Produced, written, directed, designed and largely animated by legendary visual effects maestro Phil Tippett, this extraordinary work, made mostly with stop-motion animation and the odd human performer, has been in production off and on for roughly 30 years – possibly making it cinema’s longest side hustle. Tippett reportedly constructed his grotty, Bosch-ian monsters and set them fighting and futzing about a hellish intricate landscape in his off-time. That was when he wasn’t designing and overseeing robots and creatures for Paul Verhoeven films such as RoboCop and Starship Troopers, doing visual effects for the vamps and werewolves on the Twilight saga, or breathing life into dinosaurs for the Jurassic Park franchise and beasties in the Star Wars world.
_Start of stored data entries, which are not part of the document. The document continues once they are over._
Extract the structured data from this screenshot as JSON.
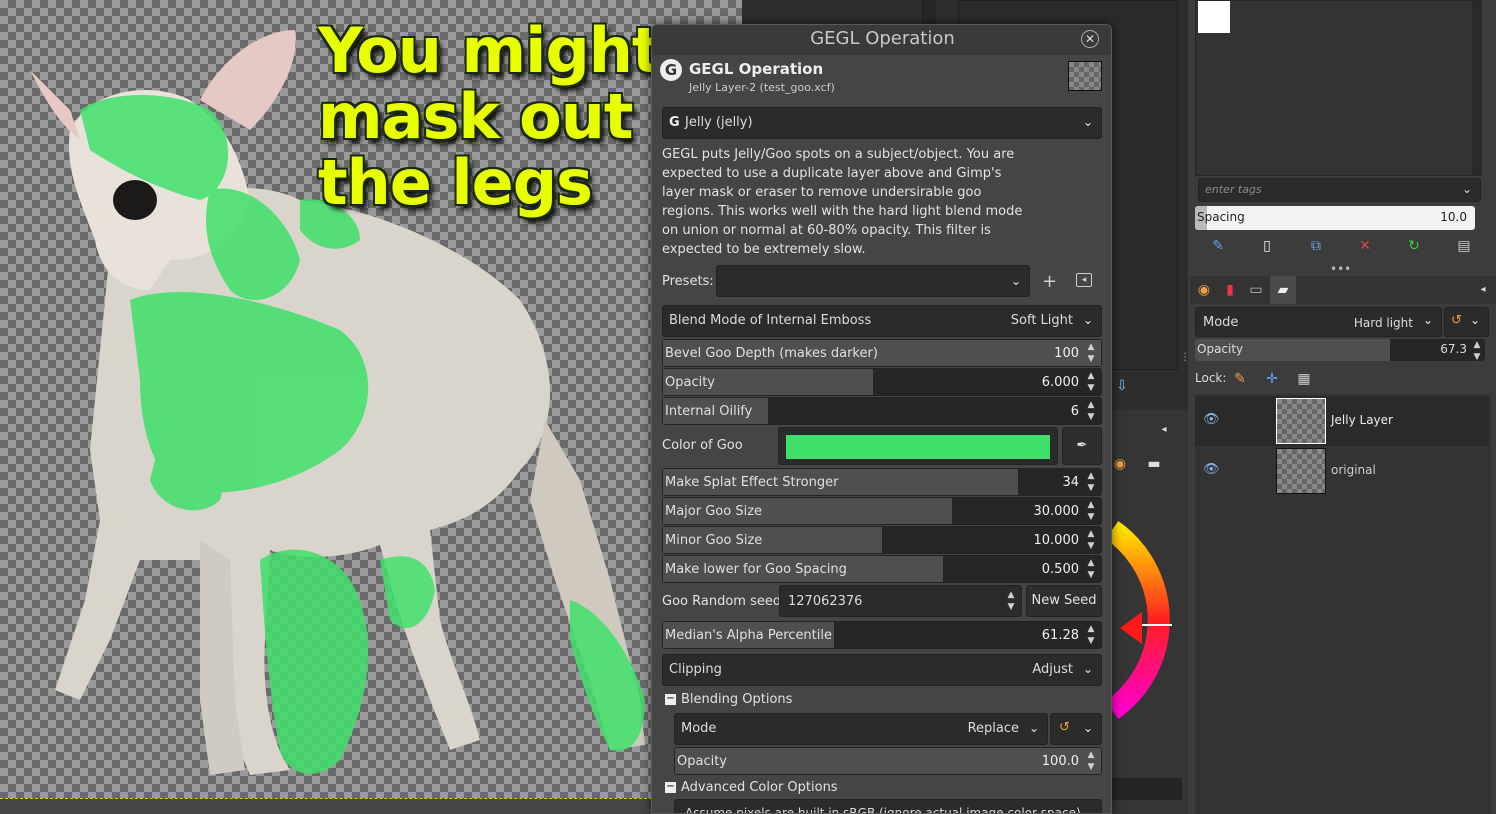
{
  "canvas": {
    "caption_lines": [
      "You might",
      "mask out",
      "the legs"
    ]
  },
  "dialog": {
    "window_title": "GEGL Operation",
    "header_title": "GEGL Operation",
    "header_subtitle": "Jelly Layer-2 (test_goo.xcf)",
    "operation_name": "Jelly (jelly)",
    "description": "GEGL puts Jelly/Goo spots on a subject/object. You are expected to use a duplicate layer above and Gimp's layer mask or eraser to remove undersirable goo regions. This works well with the hard light blend mode on union or normal at 60-80% opacity. This filter is expected to be extremely slow.",
    "presets_label": "Presets:",
    "blend_mode": {
      "label": "Blend Mode of Internal Emboss",
      "value": "Soft Light"
    },
    "bevel_depth": {
      "label": "Bevel Goo Depth (makes darker)",
      "value": "100",
      "fraction": 1.0
    },
    "opacity": {
      "label": "Opacity",
      "value": "6.000",
      "fraction": 0.48
    },
    "internal_oilify": {
      "label": "Internal Oilify",
      "value": "6",
      "fraction": 0.24
    },
    "color_of_goo": {
      "label": "Color of Goo",
      "color": "#3fe06a"
    },
    "splat_stronger": {
      "label": "Make Splat Effect Stronger",
      "value": "34",
      "fraction": 0.81
    },
    "major_goo_size": {
      "label": "Major Goo Size",
      "value": "30.000",
      "fraction": 0.66
    },
    "minor_goo_size": {
      "label": "Minor Goo Size",
      "value": "10.000",
      "fraction": 0.5
    },
    "goo_spacing": {
      "label": "Make lower for Goo Spacing",
      "value": "0.500",
      "fraction": 0.64
    },
    "random_seed": {
      "label": "Goo Random seed",
      "value": "127062376",
      "new_seed": "New Seed"
    },
    "median_alpha": {
      "label": "Median's Alpha Percentile",
      "value": "61.28",
      "fraction": 0.39
    },
    "clipping": {
      "label": "Clipping",
      "value": "Adjust"
    },
    "blending_options": {
      "label": "Blending Options",
      "mode_label": "Mode",
      "mode_value": "Replace",
      "opacity_label": "Opacity",
      "opacity_value": "100.0",
      "opacity_fraction": 1.0
    },
    "advanced_color": {
      "label": "Advanced Color Options",
      "option": "Assume pixels are built in sRGB (ignore actual image color space)"
    }
  },
  "dock": {
    "tags_placeholder": "enter tags",
    "spacing_label": "Spacing",
    "spacing_value": "10.0",
    "layers": {
      "mode_label": "Mode",
      "mode_value": "Hard light",
      "opacity_label": "Opacity",
      "opacity_value": "67.3",
      "opacity_fraction": 0.673,
      "lock_label": "Lock:",
      "items": [
        {
          "name": "Jelly Layer",
          "visible": true,
          "selected": true
        },
        {
          "name": "original",
          "visible": true,
          "selected": false
        }
      ]
    }
  }
}
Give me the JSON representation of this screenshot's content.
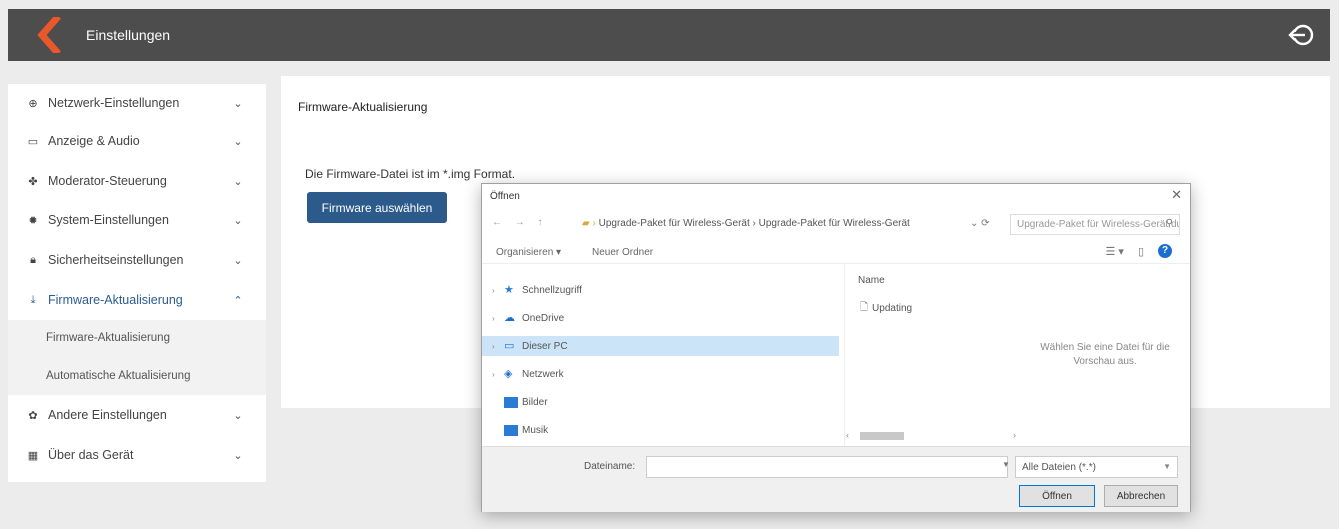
{
  "header": {
    "title": "Einstellungen"
  },
  "sidebar": {
    "items": [
      {
        "label": "Netzwerk-Einstellungen",
        "icon": "network-icon"
      },
      {
        "label": "Anzeige & Audio",
        "icon": "monitor-icon"
      },
      {
        "label": "Moderator-Steuerung",
        "icon": "moderator-icon"
      },
      {
        "label": "System-Einstellungen",
        "icon": "gear-icon"
      },
      {
        "label": "Sicherheitseinstellungen",
        "icon": "lock-icon"
      },
      {
        "label": "Firmware-Aktualisierung",
        "icon": "firmware-icon"
      },
      {
        "label": "Andere Einstellungen",
        "icon": "settings-icon"
      },
      {
        "label": "Über das Gerät",
        "icon": "device-icon"
      }
    ],
    "subitems": [
      "Firmware-Aktualisierung",
      "Automatische Aktualisierung"
    ]
  },
  "main": {
    "section_title": "Firmware-Aktualisierung",
    "info_text": "Die Firmware-Datei ist im *.img Format.",
    "button_label": "Firmware auswählen"
  },
  "dialog": {
    "title": "Öffnen",
    "close": "✕",
    "breadcrumb": "Upgrade-Paket für Wireless-Gerät  ›  Upgrade-Paket für Wireless-Gerät",
    "search_placeholder": "Upgrade-Paket für Wireless-Gerät durchsuchen",
    "organize": "Organisieren ▾",
    "new_folder": "Neuer Ordner",
    "tree": [
      {
        "label": "Schnellzugriff",
        "icon": "star-icon"
      },
      {
        "label": "OneDrive",
        "icon": "cloud-icon"
      },
      {
        "label": "Dieser PC",
        "icon": "pc-icon"
      },
      {
        "label": "Netzwerk",
        "icon": "network-icon"
      },
      {
        "label": "Bilder",
        "icon": "pictures-folder-icon"
      },
      {
        "label": "Musik",
        "icon": "music-folder-icon"
      }
    ],
    "column_header": "Name",
    "file_name": "Updating",
    "no_preview": "Wählen Sie eine Datei für die Vorschau aus.",
    "filename_label": "Dateiname:",
    "filter": "Alle Dateien (*.*)",
    "open_button": "Öffnen",
    "cancel_button": "Abbrechen"
  },
  "colors": {
    "topbar": "#4d4d4d",
    "accent": "#2c5a8a",
    "logo": "#e8582a",
    "selection": "#cce4f7"
  }
}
That potted CV suggests that Tippett is a talent whose work straddles the epistemic shift from mechanical to digital effects. So it’s fitting that this work of his own imagining, completed with help from other effects boffins, stands as a testament to the handmade art of stop-motion, not all that different in terms of technique from the kind of animation Ray Harryhausen was making in the 1940s onwards that inspired Tippett himself to become a film-maker.
This is undoubtedly a work of historic significance, made by a master in his field – but beware that it often feels like a film-making notebook, full of doodles and ideas but not especially cohesive as a story. There is a through-line, of sorts, involving a character dressed like a deep-sea diver descending into the underworld on a mysterious mission that is ultimately thwarted. All around him little humanoid critters are being crushed, maimed and mangled, and there’s a great deal of rending of flesh by gnashing teeth and claws. The story, ouroboros-style, has gone round in a full circle by the end and the long chunk of biblical text from Leviticus that opens the film suggests that whatever god is overseeing this universe, he’s not a nice chap.
Told with no dialogue and a few grunts from Alex Cox’s mad scientist character – though with lashings of wailing from a crying baby – it’s all purposely obtuse, grisly and grating. Actually – and please don’t tell the other animation geeks I said this – this gets a bit repetitive and soporific over a feature-length long haul. Tippett is unquestionably a great technician but he hasn’t got the design flair of, say, Guillermo del Toro, or the surrealist cerebral reach of Jan Švankmajer, whose Alice from 1988 is still one of the most disturbing stop-motion feature films ever made. And unlike those film-makers at their best, there’s hardly any humour in Tippett’s vision, just cruelty and a relentless squelchiness.
• Mad God is released on 16 June in cinemas and on Shudder.